After the events portrayed in Pig Tales, Porcetta and Shortsraw are living an idyllic life in their little cottage in Scratchingmudwallow in the Mead, but Swinestein is troubled. Now that his friend is gone he feels alone and without purpose, as if all the zest is gone from his life.
Then out of the blue comes resurrection in the form of an S.O.S from an old friend in Africa, the redoubtable Rumpo Hogwild. He’s come into the possession of a map, with a mysterious encryption which he wishes Swinestein to decipher, and proposes that Swinestein join him in Africa to undertake a search for the legendary Golden Hoard in the famed city of Antlantis. Of course Swinestein is instantly restored to vigor, and sets sail on the first tide.
In the port of Hambasa, Swinestein unknowingly encounters his old enemy, the nasty and embittered Rudy Rootsnuffle, transformed beyond recognition and a deserter from the French Furry Legion, which he joined after being rejected by Porcetta. With the help of the vainglorious and brainless Mug Robgabe, self-appointed President of Chimpanyika, Rootsnuffle gleefully plots to sabotage the mission and get his revenge.

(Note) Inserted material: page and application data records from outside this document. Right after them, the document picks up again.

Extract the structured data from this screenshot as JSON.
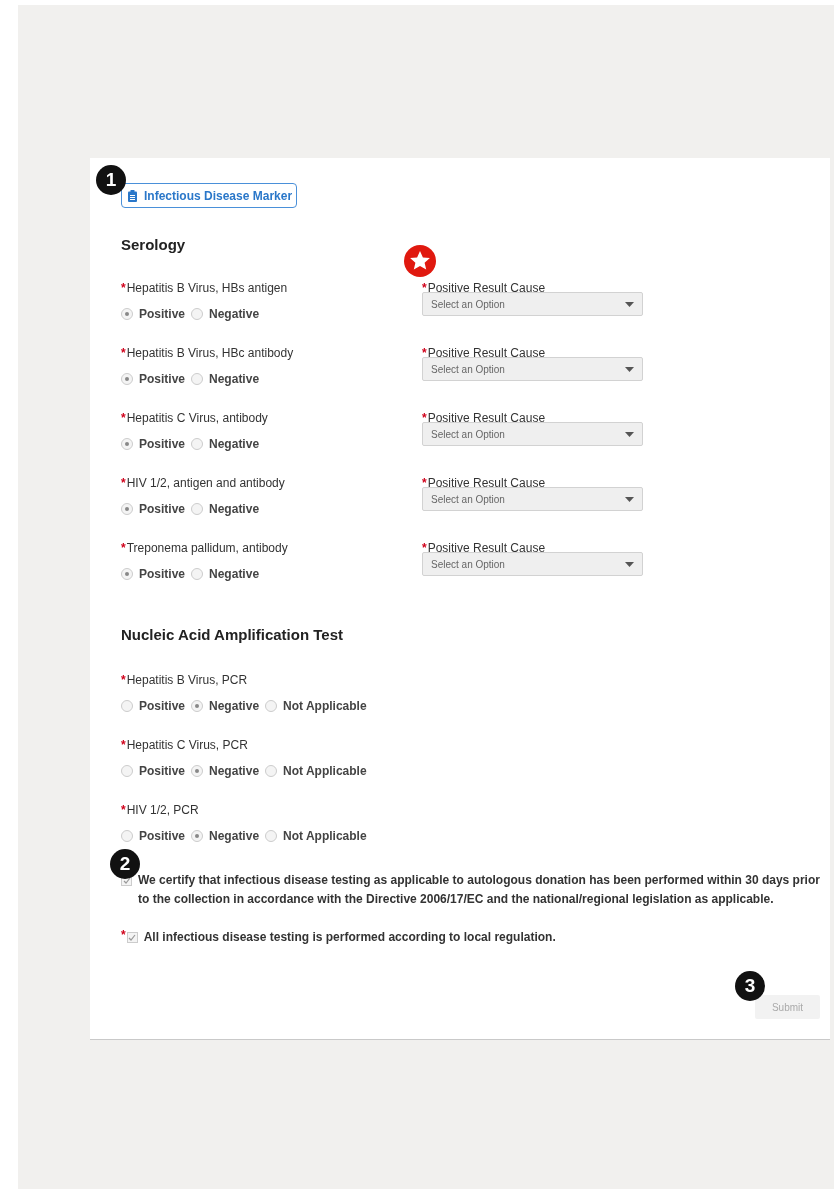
{
  "section_button": {
    "label": "Infectious Disease Marker",
    "marker": "1"
  },
  "serology": {
    "title": "Serology",
    "rows": [
      {
        "label": "Hepatitis B Virus, HBs antigen",
        "required_mark": "*",
        "options": [
          {
            "label": "Positive",
            "selected": true
          },
          {
            "label": "Negative",
            "selected": false
          }
        ],
        "cause": {
          "label": "Positive Result Cause",
          "required_mark": "*",
          "placeholder": "Select an Option",
          "starred": true
        }
      },
      {
        "label": "Hepatitis B Virus, HBc antibody",
        "required_mark": "*",
        "options": [
          {
            "label": "Positive",
            "selected": true
          },
          {
            "label": "Negative",
            "selected": false
          }
        ],
        "cause": {
          "label": "Positive Result Cause",
          "required_mark": "*",
          "placeholder": "Select an Option"
        }
      },
      {
        "label": "Hepatitis C Virus, antibody",
        "required_mark": "*",
        "options": [
          {
            "label": "Positive",
            "selected": true
          },
          {
            "label": "Negative",
            "selected": false
          }
        ],
        "cause": {
          "label": "Positive Result Cause",
          "required_mark": "*",
          "placeholder": "Select an Option"
        }
      },
      {
        "label": "HIV 1/2, antigen and antibody",
        "required_mark": "*",
        "options": [
          {
            "label": "Positive",
            "selected": true
          },
          {
            "label": "Negative",
            "selected": false
          }
        ],
        "cause": {
          "label": "Positive Result Cause",
          "required_mark": "*",
          "placeholder": "Select an Option"
        }
      },
      {
        "label": "Treponema pallidum, antibody",
        "required_mark": "*",
        "options": [
          {
            "label": "Positive",
            "selected": true
          },
          {
            "label": "Negative",
            "selected": false
          }
        ],
        "cause": {
          "label": "Positive Result Cause",
          "required_mark": "*",
          "placeholder": "Select an Option"
        }
      }
    ]
  },
  "naat": {
    "title": "Nucleic Acid Amplification Test",
    "rows": [
      {
        "label": "Hepatitis B Virus, PCR",
        "required_mark": "*",
        "options": [
          {
            "label": "Positive",
            "selected": false
          },
          {
            "label": "Negative",
            "selected": true
          },
          {
            "label": "Not Applicable",
            "selected": false
          }
        ]
      },
      {
        "label": "Hepatitis C Virus, PCR",
        "required_mark": "*",
        "options": [
          {
            "label": "Positive",
            "selected": false
          },
          {
            "label": "Negative",
            "selected": true
          },
          {
            "label": "Not Applicable",
            "selected": false
          }
        ]
      },
      {
        "label": "HIV 1/2, PCR",
        "required_mark": "*",
        "options": [
          {
            "label": "Positive",
            "selected": false
          },
          {
            "label": "Negative",
            "selected": true
          },
          {
            "label": "Not Applicable",
            "selected": false
          }
        ]
      }
    ]
  },
  "certifications": [
    {
      "text": "We certify that infectious disease testing as applicable to autologous donation has been performed within 30 days prior to the collection in accordance with the Directive 2006/17/EC and the national/regional legislation as applicable.",
      "checked": true,
      "marker": "2"
    },
    {
      "text": "All infectious disease testing is performed according to local regulation.",
      "required_mark": "*",
      "checked": true
    }
  ],
  "submit": {
    "label": "Submit",
    "disabled": true,
    "marker": "3"
  }
}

News arrives of Swinestein’s disappearance in the jungle, and Shortstraw mounts a rescue expedition. All the old crew from Pig Tales are willingly recruited and a dark continental game of cat and mouse, or rather lion and lemur ensues, (Yes. I know there aren’t any lemurs in Africa, but it rhymes, so don’t be pedantic.)
Swinestein and Rumpo unravel the enigmas and follow the constellations across legendary landscapes, encountering a whole menagerie of new mates. Along the way they meet the sentimental white barracuda, Dopy Mick, and the Mighty Boarzan, Lord of the Jungle. (Unfortunately it’s the wrong jungle, but it all comes out in the wash.)
The rescue mission arrives and sets off boldly into the interior and from there on in it gets somewhat convoluted as a series of double crosses, crossed signals, river crossings and zebras crossing leads everybody to get everything asp about feces. It all concludes with an almighty dust up in which snakes get slapped, chimps chinned, bonobos battered, baboons biffed, hyenas hammered, pigs punched, and aardvarks get…..well never mind…..You get the drift.
It will not surprise you to learn that it doesn’t turn out the way anyone thought it would. Including you. But then, it never does, does it? In the end, some are left older and wiser, and some are just left.